La frustración de ver unas teclas sonar y querer tocarlas, soñar con
tocarlas, pero ver las manos incapacitadas para ese don, para esa magia sonora
que embriaga el oído a través de pequeñas pulsaciones sobre piezas blancas y
negras, como un ajedrez que ha caído vertical y se ha convertido en
instrumento, más allá de su lógica y función.
El cansancio y la mirada fatigada de escuchar la melodía ansiada,
tocada por otras manos, acariciada por otros dedos, sentida por unas yemas
ajenas al propio cuerpo, se incrementan. Y el oído intenta reconfortar, evitar
estas sensaciones al suspirar en su cabeza, como si realmente pudiera lograrlo.
Pero ya se sabe de antemano que su intento es en vano.
Los párpados se cierran, agotados, y la espalda se echa para atrás,
cayendo hasta sentir alguna superficie blanda, mientras las notas siguen
sonando. Y siguen sonando.
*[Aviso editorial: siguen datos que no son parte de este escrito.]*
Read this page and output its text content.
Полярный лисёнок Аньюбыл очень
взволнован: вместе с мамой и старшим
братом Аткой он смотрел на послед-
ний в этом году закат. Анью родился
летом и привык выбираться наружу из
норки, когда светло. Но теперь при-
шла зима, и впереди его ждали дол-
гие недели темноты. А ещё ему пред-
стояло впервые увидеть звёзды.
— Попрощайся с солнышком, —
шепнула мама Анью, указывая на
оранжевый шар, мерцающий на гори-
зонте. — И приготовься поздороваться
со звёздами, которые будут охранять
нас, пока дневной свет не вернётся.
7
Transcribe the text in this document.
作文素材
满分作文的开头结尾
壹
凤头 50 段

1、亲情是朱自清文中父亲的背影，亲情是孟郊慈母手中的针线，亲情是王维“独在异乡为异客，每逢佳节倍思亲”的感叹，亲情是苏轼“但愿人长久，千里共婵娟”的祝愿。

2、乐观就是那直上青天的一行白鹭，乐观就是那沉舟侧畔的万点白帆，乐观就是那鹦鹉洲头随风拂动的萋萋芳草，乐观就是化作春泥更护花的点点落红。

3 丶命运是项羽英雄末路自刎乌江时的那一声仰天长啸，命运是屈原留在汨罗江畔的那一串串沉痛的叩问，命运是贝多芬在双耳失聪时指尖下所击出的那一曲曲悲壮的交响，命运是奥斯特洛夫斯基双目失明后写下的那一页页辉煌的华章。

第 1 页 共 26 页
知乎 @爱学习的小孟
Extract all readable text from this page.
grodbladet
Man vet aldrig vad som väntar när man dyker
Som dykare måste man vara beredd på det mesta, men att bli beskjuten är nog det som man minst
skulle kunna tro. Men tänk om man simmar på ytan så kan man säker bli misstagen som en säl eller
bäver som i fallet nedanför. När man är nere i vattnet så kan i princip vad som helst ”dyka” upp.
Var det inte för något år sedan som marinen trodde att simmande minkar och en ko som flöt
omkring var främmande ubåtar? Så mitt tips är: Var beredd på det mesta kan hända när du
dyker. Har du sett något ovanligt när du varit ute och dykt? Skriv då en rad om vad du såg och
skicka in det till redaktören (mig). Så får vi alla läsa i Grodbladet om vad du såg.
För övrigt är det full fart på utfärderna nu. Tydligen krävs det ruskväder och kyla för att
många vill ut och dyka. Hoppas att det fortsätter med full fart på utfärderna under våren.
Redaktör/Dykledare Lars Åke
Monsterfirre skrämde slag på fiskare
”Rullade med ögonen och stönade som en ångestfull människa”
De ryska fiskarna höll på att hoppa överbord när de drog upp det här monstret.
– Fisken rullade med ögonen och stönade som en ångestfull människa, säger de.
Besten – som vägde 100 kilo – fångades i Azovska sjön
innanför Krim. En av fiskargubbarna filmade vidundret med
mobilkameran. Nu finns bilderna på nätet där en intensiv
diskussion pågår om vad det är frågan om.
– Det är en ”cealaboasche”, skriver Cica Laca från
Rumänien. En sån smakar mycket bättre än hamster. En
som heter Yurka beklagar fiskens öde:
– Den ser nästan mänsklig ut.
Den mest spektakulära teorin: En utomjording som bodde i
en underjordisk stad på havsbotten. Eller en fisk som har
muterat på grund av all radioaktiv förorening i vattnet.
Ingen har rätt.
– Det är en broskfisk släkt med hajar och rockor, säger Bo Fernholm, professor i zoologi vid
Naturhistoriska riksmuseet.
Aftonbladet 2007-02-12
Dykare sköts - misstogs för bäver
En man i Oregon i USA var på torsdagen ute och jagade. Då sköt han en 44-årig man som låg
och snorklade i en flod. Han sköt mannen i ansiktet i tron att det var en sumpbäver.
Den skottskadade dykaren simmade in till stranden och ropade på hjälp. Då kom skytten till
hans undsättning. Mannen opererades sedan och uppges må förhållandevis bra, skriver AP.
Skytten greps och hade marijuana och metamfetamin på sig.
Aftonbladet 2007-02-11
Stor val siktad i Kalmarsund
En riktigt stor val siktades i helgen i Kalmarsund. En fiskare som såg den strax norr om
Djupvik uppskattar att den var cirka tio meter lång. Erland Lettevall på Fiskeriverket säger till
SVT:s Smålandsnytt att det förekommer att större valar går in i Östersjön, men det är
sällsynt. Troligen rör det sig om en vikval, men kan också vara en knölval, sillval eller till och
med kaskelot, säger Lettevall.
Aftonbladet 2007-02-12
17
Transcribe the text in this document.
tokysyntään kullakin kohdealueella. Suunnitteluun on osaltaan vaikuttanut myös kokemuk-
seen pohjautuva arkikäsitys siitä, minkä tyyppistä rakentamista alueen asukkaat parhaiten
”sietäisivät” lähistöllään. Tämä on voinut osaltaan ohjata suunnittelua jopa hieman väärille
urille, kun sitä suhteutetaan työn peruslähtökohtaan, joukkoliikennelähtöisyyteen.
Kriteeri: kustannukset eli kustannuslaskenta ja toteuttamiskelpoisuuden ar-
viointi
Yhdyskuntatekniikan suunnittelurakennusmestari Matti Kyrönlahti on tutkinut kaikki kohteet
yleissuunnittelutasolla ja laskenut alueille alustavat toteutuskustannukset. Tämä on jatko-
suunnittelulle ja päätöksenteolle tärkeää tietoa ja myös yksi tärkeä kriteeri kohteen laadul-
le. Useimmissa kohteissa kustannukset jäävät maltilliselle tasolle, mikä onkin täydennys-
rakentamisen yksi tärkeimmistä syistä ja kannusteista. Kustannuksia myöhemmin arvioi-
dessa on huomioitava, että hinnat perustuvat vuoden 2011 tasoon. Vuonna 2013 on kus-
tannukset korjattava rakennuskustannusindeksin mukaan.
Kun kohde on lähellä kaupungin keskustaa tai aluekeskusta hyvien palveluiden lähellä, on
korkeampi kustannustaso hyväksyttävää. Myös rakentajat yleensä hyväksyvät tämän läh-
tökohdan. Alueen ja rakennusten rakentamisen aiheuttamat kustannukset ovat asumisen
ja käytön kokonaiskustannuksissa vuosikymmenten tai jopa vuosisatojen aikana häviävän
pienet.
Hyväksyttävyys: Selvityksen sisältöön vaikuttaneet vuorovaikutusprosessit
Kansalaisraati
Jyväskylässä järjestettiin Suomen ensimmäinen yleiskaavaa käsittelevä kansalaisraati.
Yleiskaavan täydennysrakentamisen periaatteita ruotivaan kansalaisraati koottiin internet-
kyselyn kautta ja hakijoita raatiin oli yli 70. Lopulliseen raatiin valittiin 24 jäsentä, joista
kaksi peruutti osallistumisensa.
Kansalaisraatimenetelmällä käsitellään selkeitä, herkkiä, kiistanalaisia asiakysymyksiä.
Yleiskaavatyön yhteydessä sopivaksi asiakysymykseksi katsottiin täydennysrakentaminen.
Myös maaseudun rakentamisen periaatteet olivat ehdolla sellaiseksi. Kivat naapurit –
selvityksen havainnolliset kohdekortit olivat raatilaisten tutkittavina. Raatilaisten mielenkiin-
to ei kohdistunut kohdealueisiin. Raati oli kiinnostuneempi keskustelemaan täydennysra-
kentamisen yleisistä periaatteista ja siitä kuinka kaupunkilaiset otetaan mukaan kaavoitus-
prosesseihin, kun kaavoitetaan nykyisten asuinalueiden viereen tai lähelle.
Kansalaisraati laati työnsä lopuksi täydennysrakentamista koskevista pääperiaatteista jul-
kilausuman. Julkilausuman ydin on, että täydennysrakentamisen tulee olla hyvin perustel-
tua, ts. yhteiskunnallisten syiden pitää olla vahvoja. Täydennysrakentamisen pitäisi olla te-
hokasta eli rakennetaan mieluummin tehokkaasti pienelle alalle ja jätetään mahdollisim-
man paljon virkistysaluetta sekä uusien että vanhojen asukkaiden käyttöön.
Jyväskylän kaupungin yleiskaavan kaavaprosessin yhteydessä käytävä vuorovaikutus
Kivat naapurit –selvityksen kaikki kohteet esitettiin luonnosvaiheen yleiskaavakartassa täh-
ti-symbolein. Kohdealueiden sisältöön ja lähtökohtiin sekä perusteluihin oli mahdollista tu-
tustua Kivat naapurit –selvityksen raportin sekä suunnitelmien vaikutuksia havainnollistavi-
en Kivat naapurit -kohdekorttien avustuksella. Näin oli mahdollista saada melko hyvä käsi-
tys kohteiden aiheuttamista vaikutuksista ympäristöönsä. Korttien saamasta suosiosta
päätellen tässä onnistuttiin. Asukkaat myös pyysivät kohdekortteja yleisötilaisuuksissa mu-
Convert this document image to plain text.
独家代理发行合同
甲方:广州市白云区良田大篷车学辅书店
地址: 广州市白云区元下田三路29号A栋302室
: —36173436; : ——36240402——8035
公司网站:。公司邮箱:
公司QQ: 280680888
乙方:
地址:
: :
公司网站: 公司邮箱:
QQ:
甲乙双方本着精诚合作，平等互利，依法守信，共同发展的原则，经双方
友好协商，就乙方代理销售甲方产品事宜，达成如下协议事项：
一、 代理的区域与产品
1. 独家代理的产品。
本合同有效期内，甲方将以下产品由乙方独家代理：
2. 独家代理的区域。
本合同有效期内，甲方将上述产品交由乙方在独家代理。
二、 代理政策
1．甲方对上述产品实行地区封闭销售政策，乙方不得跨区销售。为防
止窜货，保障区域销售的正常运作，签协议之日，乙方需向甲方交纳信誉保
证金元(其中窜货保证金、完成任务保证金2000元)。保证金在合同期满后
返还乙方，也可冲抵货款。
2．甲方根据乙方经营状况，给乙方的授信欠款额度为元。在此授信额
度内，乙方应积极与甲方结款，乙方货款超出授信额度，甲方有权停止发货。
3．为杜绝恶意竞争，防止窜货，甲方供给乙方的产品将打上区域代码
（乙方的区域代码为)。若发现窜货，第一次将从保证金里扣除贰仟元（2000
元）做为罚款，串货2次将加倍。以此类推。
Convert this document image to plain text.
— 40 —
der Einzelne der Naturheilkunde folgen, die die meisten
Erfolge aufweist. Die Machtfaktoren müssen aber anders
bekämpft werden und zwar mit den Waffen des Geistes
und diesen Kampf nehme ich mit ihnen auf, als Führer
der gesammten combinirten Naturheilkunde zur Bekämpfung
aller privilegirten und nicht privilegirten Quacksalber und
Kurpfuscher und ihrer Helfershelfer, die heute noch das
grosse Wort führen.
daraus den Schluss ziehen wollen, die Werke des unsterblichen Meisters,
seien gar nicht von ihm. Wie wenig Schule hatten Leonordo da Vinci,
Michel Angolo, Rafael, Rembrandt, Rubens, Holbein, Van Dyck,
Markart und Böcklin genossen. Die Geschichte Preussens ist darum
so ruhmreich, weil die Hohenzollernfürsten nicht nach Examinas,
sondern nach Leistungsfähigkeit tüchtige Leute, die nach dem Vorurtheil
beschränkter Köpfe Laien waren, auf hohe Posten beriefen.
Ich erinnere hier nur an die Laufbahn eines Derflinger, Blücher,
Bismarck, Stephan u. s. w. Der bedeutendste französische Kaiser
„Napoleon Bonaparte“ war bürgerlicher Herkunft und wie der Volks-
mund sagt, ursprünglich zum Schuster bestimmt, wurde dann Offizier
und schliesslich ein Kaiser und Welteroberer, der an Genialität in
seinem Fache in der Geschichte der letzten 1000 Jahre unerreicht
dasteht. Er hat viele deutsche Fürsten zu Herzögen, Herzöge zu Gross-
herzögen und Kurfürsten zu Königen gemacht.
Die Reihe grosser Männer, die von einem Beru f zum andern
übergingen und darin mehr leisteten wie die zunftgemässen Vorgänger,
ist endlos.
Remarcando a cada paso, a cada dedo, a cada
pulsación, que aquel deseo no podrá ser satisfecho, que aquel deseo se unirá al
gran lote de deshechos, a ese peso que no se reduce por muchos suspiros que
produzca. Y el sueño al final hace mella y la sonrisa se torna más amarga ante
su presencia, mas no se opone a su propósito y, con los ojos húmedos bajo los
párpados, deja que, para variar, venga la insonora oscuridad.